A Tamburino, el protagonista pontevedrés de 'Malaherba' (Alfaguara), la novela de Manuel Jabois, su madre le explica pronto que las drogas son drogas cuando las toma alguien que se siente bien pero que siempre quiere sentirse mejor. Su padre también le habla muy claro, a veces demasiado. Tan claro que su hijo no entiende nada. Le dice que lo mejor, en la conga y en la vida, es no ser ni el primero ni el último. Le dice que si no quiere estudiar, que lea, que si no quiere pegar, que al menos se defienda, que siempre se enamore. Le dice que el colegio es “una fábrica de monstruos contemporáneos”. Es ese padre intermitente, que aparece y desaparece en hospitales, un intelectual libre de pedantería, porque al fin y al cabo le dice lo mismo que escribió George Eliot: el orgullo no sirve para hacer daño, sino para que no te lo hagan. Y algo muy parecido a aquello que suelta Leopoldo María Panero en 'El desencanto': “La escuela es una institución penal donde te enseñan a olvidar la infancia”. 

Pese a tal honestidad paterna, el protagonista de 'Malaherba' interpreta el mundo con el sesgo cognitivo de la niñez, hablando con torpeza el idioma adulto. Todo en él es demasiado: demasiado en serio, demasiado a risa, demasiado triste, demasiado corazón. Intenta descifrar esas jeringuillas en el parque, los gemidos de sus padres en la habitación contigua, el placer del contacto con otro niño, los insultos crueles del resto.
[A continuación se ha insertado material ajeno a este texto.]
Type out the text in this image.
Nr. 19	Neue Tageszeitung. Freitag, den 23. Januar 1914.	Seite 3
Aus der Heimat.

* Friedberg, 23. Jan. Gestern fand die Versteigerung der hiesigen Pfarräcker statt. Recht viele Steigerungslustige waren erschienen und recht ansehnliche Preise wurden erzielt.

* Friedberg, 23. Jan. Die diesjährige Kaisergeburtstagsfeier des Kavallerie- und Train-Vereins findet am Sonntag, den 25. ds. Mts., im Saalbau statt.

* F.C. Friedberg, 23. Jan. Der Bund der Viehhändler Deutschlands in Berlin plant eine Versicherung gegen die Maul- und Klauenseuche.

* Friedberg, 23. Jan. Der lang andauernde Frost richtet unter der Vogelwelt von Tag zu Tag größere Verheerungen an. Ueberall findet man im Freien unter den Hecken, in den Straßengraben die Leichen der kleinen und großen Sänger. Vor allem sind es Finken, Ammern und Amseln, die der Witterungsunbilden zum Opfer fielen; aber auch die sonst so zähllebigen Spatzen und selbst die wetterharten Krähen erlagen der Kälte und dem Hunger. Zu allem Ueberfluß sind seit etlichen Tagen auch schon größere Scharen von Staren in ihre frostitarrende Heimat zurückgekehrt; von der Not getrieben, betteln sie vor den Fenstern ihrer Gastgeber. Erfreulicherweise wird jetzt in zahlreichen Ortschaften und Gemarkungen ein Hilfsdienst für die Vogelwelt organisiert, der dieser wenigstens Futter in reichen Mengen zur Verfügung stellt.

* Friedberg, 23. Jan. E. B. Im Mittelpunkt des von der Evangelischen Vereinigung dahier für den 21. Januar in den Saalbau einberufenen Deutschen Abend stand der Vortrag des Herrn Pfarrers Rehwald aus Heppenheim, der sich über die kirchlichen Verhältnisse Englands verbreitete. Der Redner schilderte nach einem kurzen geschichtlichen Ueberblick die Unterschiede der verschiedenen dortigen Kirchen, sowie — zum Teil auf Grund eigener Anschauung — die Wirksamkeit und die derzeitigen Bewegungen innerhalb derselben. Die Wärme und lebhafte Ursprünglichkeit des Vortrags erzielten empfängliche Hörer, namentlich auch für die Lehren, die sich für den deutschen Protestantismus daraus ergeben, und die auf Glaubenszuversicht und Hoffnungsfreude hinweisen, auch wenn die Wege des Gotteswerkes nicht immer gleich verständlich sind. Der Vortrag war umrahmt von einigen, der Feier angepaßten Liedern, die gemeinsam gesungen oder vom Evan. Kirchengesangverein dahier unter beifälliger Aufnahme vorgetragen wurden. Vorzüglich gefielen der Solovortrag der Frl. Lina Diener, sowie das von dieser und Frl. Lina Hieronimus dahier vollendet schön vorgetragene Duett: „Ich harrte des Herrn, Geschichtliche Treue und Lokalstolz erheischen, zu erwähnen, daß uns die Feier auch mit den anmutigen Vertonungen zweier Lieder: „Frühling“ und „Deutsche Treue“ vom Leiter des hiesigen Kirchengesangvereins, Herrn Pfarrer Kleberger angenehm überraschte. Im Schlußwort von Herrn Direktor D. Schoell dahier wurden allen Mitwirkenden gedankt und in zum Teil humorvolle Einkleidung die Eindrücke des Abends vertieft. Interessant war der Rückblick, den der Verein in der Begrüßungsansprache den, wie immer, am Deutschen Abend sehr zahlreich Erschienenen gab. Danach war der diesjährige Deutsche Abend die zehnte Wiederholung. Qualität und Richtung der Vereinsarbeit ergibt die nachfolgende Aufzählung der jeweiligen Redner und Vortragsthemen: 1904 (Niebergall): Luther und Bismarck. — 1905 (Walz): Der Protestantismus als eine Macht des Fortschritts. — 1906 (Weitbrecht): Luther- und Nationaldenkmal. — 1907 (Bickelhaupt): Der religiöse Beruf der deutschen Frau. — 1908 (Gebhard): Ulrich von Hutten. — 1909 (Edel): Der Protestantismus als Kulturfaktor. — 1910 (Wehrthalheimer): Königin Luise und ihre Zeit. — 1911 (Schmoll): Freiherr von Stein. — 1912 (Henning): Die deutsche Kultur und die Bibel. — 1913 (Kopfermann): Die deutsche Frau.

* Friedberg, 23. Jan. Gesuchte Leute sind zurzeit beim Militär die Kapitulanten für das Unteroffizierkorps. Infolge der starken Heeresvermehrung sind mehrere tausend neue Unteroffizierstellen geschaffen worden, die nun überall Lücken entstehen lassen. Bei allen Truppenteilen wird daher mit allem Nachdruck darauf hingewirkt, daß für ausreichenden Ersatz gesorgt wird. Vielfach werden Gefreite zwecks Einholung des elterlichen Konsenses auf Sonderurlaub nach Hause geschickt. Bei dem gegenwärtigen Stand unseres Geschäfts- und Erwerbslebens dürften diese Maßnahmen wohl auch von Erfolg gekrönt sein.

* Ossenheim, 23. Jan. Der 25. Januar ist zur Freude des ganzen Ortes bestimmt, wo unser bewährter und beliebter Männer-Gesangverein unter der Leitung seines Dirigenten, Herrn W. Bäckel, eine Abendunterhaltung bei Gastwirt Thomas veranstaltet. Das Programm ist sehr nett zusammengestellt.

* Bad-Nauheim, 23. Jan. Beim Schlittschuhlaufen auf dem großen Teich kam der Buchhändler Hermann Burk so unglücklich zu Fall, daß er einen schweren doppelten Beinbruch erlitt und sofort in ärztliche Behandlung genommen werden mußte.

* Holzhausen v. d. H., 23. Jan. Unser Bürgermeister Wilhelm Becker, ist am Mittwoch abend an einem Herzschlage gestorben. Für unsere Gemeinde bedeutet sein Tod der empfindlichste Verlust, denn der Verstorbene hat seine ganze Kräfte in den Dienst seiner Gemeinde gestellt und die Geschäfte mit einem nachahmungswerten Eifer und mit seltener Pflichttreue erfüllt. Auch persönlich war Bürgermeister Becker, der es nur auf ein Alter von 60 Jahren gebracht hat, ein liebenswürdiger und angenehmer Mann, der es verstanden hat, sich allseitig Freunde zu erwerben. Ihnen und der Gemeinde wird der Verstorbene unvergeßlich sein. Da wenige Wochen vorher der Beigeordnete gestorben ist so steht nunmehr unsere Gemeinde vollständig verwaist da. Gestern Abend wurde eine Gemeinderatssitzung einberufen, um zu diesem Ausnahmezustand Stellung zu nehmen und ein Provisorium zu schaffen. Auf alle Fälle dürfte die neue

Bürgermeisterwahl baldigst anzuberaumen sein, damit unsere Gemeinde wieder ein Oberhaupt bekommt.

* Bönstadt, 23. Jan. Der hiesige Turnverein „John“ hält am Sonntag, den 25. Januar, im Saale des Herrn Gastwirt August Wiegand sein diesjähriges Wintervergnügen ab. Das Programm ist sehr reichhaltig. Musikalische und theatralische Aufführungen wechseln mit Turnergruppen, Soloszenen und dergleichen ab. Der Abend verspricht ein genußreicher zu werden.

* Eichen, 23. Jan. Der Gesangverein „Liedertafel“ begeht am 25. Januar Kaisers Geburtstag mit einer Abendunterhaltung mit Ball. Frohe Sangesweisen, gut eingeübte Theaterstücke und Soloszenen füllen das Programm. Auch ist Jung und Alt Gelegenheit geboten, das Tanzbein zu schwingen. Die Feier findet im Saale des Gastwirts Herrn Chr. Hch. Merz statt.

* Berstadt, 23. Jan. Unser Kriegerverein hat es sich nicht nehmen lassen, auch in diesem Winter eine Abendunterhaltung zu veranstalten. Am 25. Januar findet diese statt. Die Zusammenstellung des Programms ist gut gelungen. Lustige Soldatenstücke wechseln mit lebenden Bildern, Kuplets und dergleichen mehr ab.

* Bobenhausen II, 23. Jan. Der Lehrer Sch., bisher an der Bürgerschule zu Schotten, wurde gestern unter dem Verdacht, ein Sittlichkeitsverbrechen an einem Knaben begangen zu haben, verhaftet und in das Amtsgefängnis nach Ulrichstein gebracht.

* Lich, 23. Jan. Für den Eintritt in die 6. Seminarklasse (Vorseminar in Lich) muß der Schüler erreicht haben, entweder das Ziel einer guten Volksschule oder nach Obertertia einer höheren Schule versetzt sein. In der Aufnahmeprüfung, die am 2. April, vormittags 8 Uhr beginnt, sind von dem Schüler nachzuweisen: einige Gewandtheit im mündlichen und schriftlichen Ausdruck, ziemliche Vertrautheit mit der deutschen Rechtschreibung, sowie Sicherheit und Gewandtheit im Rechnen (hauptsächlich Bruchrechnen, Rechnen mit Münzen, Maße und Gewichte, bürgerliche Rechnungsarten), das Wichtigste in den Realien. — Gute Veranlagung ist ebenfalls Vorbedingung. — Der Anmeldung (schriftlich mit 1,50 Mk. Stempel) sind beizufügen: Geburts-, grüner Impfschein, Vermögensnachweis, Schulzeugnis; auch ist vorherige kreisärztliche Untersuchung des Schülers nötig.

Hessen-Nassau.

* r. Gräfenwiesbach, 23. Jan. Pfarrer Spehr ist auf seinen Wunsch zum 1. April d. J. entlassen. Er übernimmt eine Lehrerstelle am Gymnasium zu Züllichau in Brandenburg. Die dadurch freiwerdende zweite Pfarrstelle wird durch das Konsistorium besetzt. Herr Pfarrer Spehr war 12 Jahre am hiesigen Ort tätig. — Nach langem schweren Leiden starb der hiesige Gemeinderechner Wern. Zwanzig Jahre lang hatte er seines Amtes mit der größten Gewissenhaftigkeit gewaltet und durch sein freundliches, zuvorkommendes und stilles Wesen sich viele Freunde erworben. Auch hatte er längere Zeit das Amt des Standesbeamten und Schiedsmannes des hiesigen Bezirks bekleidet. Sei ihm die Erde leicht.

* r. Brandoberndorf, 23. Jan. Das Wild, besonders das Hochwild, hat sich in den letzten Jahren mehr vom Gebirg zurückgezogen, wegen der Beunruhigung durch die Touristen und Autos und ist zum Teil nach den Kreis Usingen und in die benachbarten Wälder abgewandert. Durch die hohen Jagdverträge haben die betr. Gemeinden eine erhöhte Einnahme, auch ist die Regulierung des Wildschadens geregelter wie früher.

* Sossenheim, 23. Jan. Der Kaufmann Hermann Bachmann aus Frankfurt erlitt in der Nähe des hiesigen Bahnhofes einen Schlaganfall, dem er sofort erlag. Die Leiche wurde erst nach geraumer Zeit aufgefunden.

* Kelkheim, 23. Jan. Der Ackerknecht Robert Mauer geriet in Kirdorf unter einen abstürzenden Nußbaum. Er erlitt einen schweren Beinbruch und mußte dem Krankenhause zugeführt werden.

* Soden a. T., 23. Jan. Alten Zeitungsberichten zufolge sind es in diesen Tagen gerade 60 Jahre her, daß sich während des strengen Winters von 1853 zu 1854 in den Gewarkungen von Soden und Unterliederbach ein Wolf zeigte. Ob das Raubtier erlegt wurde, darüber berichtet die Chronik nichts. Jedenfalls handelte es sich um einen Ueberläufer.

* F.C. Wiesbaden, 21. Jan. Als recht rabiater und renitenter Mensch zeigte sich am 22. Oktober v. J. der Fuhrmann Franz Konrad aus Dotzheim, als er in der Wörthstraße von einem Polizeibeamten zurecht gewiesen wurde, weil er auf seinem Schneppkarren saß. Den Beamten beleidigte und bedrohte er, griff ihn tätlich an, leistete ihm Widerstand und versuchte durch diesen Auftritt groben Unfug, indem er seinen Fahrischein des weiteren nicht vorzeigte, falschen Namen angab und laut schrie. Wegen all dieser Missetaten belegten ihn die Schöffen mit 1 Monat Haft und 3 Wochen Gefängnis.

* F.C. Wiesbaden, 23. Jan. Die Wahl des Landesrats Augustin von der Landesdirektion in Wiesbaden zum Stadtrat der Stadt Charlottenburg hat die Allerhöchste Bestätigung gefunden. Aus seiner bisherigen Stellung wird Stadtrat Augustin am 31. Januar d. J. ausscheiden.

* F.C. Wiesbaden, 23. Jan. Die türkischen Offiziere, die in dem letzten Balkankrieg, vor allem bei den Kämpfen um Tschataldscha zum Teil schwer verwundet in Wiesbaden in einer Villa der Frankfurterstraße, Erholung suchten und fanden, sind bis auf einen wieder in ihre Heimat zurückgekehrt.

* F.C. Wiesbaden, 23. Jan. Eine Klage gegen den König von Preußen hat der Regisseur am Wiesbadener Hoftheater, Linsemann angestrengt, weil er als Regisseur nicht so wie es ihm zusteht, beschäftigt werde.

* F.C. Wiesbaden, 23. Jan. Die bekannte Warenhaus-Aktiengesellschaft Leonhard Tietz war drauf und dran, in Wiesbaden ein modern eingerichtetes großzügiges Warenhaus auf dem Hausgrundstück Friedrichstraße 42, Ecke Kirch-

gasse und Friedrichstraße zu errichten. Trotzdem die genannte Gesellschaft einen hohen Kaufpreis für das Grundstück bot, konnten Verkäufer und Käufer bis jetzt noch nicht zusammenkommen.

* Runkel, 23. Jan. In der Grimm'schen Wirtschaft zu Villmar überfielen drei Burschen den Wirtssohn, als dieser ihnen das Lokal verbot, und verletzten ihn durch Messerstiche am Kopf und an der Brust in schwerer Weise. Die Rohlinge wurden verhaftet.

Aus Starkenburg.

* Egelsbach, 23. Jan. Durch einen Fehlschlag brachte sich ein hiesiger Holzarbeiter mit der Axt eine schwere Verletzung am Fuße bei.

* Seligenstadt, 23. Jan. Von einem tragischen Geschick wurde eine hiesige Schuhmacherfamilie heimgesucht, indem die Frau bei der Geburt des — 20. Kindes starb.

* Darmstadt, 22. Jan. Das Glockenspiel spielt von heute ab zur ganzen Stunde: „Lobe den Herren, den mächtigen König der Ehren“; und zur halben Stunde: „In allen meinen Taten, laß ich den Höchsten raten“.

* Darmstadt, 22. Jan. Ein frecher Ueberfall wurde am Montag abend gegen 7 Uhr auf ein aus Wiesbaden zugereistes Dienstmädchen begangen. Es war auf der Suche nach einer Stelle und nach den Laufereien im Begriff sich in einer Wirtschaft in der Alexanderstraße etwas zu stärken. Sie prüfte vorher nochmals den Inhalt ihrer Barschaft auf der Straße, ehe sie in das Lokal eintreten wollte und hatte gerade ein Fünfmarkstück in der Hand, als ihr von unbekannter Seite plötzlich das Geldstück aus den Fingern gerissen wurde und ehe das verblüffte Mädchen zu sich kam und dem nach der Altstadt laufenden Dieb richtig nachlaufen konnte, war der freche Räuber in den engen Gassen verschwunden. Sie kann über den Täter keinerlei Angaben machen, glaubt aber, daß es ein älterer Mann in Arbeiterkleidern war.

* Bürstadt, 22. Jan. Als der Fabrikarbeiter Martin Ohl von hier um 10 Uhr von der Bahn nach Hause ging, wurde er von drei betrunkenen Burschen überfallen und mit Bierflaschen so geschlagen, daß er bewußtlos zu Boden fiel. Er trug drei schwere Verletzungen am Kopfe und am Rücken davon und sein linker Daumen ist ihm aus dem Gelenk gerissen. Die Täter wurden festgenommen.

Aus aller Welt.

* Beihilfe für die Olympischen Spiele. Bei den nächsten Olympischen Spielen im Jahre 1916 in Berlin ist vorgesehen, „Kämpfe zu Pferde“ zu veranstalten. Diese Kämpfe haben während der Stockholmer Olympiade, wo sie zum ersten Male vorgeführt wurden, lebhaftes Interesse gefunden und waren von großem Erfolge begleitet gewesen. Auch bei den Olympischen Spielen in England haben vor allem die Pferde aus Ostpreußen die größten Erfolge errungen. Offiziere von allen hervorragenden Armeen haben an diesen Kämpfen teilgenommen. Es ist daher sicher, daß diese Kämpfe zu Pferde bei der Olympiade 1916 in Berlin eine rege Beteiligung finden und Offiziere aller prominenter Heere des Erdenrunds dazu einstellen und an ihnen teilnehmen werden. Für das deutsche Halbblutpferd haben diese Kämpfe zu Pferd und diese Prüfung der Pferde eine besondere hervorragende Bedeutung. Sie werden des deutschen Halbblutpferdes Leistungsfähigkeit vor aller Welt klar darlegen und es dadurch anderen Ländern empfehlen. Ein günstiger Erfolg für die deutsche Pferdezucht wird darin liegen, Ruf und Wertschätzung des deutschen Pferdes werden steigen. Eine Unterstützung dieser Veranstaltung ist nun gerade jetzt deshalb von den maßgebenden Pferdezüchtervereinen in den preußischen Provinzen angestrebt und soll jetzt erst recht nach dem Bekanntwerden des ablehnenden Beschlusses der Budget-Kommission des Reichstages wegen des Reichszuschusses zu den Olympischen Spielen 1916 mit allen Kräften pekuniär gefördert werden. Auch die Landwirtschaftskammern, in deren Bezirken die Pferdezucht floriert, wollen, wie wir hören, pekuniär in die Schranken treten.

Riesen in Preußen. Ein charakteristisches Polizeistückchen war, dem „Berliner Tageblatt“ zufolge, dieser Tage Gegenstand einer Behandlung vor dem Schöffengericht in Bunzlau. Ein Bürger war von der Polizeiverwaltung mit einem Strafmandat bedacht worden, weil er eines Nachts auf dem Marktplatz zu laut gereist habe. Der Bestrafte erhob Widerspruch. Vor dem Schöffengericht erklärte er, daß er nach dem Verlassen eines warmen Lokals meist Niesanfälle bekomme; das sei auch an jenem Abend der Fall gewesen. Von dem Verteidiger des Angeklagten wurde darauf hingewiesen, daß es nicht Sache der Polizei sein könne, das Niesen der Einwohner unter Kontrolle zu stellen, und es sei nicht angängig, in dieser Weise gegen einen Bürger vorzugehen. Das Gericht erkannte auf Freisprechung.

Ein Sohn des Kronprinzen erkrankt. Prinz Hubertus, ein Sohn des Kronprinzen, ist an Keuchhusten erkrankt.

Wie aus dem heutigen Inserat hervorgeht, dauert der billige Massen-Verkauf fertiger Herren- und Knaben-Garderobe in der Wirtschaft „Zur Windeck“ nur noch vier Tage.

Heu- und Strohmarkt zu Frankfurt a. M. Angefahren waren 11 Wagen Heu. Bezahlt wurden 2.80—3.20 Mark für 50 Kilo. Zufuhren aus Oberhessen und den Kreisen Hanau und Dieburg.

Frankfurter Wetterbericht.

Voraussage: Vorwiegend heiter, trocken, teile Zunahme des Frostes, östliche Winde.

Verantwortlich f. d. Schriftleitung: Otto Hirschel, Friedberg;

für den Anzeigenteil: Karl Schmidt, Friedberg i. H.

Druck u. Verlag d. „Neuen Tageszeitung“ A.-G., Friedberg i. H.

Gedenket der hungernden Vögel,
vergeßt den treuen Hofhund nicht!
A veces ni lo intenta, porque da muchísimo más miedo esa silueta que tú crees que es la sombra del monstruo que el monstruo en sí, exista o no. Un niño quiere y no quiere saber: yo mismo, el azote infantil de los narcos, le iba a comprar tabaco a mi padre y en la barra me decían que si de batea o del otro y jamás se me ocurrió preguntar qué napias era batea. Me sonaba vagamente a Marlboro americano; por lo del béisbol, sería; o porque era un poco tonto. A veces no es que valgas más por lo que callas, es que más te vale callar.

Retener la magia

Uno no olvida la infancia de golpe y tampoco descubre de repente que los adultos están obligados a mentir. Por ejemplo, uno sabe que los Reyes Magos no existen, pero juega durante unos años a que sí porque le da miedo pensar qué tipo de conspiración global sustenta esa mentira y porque da gusto seguir la corriente y que te colmen de regalos. Tambusí sabe que a medida que enfoca los misterios y sintoniza los silencios se le escapa la infancia pero, como con los Reyes Magos, intenta retener la magia al menos cinco minutos más, los mismos que ondea esa bandera blanca de la canción de Battiato que tararea con su padre. Con toda la emoción y antes del conflicto, de que todo sea más pobre y más violento y más relativo. Peor, en definitiva. Incluso aún peor.

Jabois ha firmado una novela hermosísima, bendecida por eso tan difícil de tasar y de mantener: el encanto, que logra atrapar cómo piensa y siente ese niño que todos fuimos y que algunos han olvidado que fueron. Es decir, ha escrito con una pureza desarmante, y con “sintomático misterio”, sobre todo eso que nos pasa cuando empezamos a descubrir que nada es lo que parece, antes de que nos toque aceptar que las cosas son como son.